Quote from: johnsa on June 18, 2008, 12:51:27 PM
The only thing I'm not too convinced about with the SSE version is that if you use homogenous vectors with a W, in it's standard AOS format (1 vector at a time) it modifies the W coordinate too.. which I don't think it should.. that should remain 1 for direction and 0 for a coordinate in space... Thinking about the best way to get the AOS version to not touch the W.
pffft... now it sucks...  :P
.data
Mask_210 DWORD 0FFFFFFFFh,0FFFFFFFFh,0FFFFFFFFh,0

.code
; NormalizeSse2 1
movaps XMM0,OWORD PTR [esi] ;; ) XMM0 and XMM3 = W,Z,Y,X
movaps XMM3,XMM0 ;; )
mulps XMM0,XMM0 ;; XMM0 = _,Z^2,Y^2,X^2
pshufd XMM1,XMM0,001h ;; XMM1 = _,_,_,Y^2
movhlps XMM2,XMM0 ;; XMM2 = _,_,_,Z^2
addss XMM0,XMM1 ;; XMM0 = _,_,_,X^2+Y^2
addss XMM0,XMM2 ;; XMM0 = _,_,_,X^2+Z^2+Z^2
rsqrtss XMM0,XMM0 ;; XMM0 = _,_,_,1/(X^2+Y^2+Z^2)
pshufd XMM0,XMM0,000h ;; XMM0 = 1/(X^2+Y^2+Z^2),1/(X^2+Y^2+Z^2),1/(X^2+Y^2+Z^2),1/(X^2+Y^2+Z^2)
mulps XMM0,XMM3 ;; XMM0 = W*1/(X^2+Y^2+Z^2),Z*1/(X^2+Y^2+Z^2),Y*1/(X^2+Y^2+Z^2),X*1/(X^2+Y^2+Z^2)
movhlps XMM3,XMM0 ;; XMM3 = W,_,_,Z*1/(X^2+Y^2+Z^2)
shufps XMM0,XMM3,0C4h ;; XMM0 = w,Z/(X^2+Y^2+Z^2),Y/(X^2+Y^2+Z^2),X/(X^2+Y^2+Z^2)
movaps OWORD PTR [edi],XMM0 ;; XMM0 = W,Z/(X^2+Y^2+Z^2),Y/(X^2+Y^2+Z^2),X/(X^2+Y^2+Z^2)

; NormalizeSse2 2
push [esi+12]
movdqa XMM0,OWORD PTR [esi] ;; XMM0 = W,Z,Y,X
movdqa XMM2,XMM0 ;; XMM2 = W,Z,Y,X
andps XMM0,OWORD PTR [Mask_210] ;; XMM2 = 0,Z,Y,X
mulps XMM0,XMM0 ;; XMM0 = 0,Z^2,Y^2,X^2
pshufd XMM1,XMM0,04Eh ;; XMM1 = Y^2,X^2,0^2,Z^2
addps XMM1,XMM0 ;; XMM1 = 0^2+Y^2,Z^2+X^2,Y^2+0^2,X^2+Z^2
pshufd XMM0,XMM1,0B1h ;; XMM0 = Z^2+X^2,0^2+Y^2,X^2+Z^2,Y^2+0^2
addps XMM0,XMM1 ;; XMM0 = Z^2+X^2+Y^2,Y^2+Z^2+X^2,X^2+Z^2+Y^2,Y^2+X^2+Z^2
rsqrtps XMM0,XMM0 ;; XMM0 = 1/(X^2+Y^2+Z^2),1/(X^2+Y^2+Z^2),1/(X^2+Y^2+Z^2),1/(X^2+Y^2+Z^2)
mulps XMM0,XMM2 ;; XMM0 = W*1/(X^2+Y^2+Z^2),Z*1/(X^2+Y^2+Z^2),Y*1/(X^2+Y^2+Z^2),X*1/(X^2+Y^2+Z^2)
movdqa OWORD PTR [edi],XMM0 ;; XMM0 = W,Z/(X^2+Y^2+Z^2),Y/(X^2+Y^2+Z^2),X/(X^2+Y^2+Z^2)
pop [edi+12]



johnsa

It's not so bad :) With adjustments made to my SSE normalize for AOS It still runs at 10ms for 1,000,000 iterations on my machine, approx. 20cycles. Pentium M Centrino 1.8ghz.

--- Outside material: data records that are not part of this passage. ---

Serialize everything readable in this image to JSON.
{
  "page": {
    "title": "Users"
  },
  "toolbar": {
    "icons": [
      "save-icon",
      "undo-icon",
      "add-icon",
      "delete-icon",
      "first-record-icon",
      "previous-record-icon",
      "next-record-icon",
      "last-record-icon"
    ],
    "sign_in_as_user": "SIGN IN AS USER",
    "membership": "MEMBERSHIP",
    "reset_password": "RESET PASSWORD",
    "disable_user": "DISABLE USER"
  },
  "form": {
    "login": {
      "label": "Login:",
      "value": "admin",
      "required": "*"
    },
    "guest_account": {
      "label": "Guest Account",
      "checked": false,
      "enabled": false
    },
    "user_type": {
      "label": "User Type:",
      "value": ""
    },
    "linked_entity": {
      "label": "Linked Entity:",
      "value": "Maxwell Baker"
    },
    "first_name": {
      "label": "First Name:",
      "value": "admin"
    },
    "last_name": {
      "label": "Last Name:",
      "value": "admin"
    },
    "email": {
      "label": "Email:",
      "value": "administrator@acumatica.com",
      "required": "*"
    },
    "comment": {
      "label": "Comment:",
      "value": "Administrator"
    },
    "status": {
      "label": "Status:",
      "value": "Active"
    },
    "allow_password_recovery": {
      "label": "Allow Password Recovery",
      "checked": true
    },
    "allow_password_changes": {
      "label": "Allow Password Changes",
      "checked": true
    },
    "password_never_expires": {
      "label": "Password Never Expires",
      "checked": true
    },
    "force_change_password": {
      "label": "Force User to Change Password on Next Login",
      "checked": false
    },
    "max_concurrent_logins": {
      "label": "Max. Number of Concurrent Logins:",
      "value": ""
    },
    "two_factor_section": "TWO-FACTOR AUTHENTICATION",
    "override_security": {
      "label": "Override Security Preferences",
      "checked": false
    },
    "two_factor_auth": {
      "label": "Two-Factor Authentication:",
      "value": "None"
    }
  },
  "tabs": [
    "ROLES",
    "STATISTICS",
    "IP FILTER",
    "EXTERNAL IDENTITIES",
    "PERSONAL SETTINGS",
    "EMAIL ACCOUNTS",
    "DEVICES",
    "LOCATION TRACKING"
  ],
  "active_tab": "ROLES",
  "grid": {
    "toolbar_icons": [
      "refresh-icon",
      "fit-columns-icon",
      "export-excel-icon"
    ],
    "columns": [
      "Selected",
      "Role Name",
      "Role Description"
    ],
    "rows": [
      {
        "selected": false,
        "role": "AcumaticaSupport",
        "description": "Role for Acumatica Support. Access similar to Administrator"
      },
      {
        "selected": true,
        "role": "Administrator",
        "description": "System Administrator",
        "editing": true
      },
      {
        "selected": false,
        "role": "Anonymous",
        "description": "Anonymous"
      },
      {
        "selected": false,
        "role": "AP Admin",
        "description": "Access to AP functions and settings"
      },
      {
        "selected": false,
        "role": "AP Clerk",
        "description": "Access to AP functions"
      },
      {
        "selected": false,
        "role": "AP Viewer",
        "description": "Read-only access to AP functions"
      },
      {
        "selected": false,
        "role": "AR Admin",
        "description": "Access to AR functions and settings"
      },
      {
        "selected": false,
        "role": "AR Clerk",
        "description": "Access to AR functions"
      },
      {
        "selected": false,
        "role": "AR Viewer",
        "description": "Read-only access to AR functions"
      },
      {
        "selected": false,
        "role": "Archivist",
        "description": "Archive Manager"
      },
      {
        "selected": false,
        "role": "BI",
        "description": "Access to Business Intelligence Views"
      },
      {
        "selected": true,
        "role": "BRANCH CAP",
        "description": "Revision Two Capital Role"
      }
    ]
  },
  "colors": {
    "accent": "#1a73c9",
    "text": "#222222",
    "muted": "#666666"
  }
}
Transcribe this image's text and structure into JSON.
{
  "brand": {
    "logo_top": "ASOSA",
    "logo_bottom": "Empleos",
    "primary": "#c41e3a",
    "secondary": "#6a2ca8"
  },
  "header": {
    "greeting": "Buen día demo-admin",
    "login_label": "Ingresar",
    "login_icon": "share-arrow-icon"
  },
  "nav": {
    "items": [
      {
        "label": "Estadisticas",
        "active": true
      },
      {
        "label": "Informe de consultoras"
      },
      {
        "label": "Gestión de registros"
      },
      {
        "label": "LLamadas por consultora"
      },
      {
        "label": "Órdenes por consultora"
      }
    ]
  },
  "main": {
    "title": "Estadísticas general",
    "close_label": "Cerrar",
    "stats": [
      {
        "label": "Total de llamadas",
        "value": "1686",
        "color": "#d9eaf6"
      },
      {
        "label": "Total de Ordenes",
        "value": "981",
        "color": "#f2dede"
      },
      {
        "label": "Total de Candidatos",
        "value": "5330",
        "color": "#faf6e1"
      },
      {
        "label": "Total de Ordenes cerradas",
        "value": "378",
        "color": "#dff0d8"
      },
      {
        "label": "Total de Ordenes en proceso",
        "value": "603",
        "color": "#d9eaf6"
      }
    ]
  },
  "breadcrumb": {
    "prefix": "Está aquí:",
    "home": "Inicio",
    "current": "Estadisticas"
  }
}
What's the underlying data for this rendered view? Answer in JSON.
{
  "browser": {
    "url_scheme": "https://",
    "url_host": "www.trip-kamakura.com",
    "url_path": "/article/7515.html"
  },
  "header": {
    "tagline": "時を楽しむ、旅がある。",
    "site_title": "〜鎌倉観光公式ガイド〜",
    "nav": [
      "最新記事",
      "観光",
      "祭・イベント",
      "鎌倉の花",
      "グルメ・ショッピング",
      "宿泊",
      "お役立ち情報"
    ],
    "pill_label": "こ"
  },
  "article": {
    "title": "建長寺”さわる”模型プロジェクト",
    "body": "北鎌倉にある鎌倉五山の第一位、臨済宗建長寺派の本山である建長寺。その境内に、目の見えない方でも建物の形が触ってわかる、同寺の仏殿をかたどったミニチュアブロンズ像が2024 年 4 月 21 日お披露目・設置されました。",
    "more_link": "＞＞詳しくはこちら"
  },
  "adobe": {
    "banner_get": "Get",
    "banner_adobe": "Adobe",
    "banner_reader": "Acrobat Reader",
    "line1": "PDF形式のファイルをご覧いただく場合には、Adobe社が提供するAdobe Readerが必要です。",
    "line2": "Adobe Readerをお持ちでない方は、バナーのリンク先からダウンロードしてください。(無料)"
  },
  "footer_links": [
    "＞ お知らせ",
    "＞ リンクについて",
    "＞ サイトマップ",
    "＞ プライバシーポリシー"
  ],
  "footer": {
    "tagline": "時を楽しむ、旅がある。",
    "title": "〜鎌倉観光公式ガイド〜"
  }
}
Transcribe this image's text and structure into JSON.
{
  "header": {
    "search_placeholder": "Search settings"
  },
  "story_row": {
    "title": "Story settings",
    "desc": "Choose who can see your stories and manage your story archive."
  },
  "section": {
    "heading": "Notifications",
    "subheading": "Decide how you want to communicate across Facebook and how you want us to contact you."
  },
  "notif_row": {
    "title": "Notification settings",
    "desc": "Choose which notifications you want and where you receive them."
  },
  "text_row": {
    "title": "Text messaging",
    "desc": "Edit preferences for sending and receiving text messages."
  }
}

One other thing that should be cater for as an option is a single iteration of Newton Raphson on the result returned by the reciprocal square root. This adds about 4ms / 5 cycles for me but will give you significantly better precision if needed.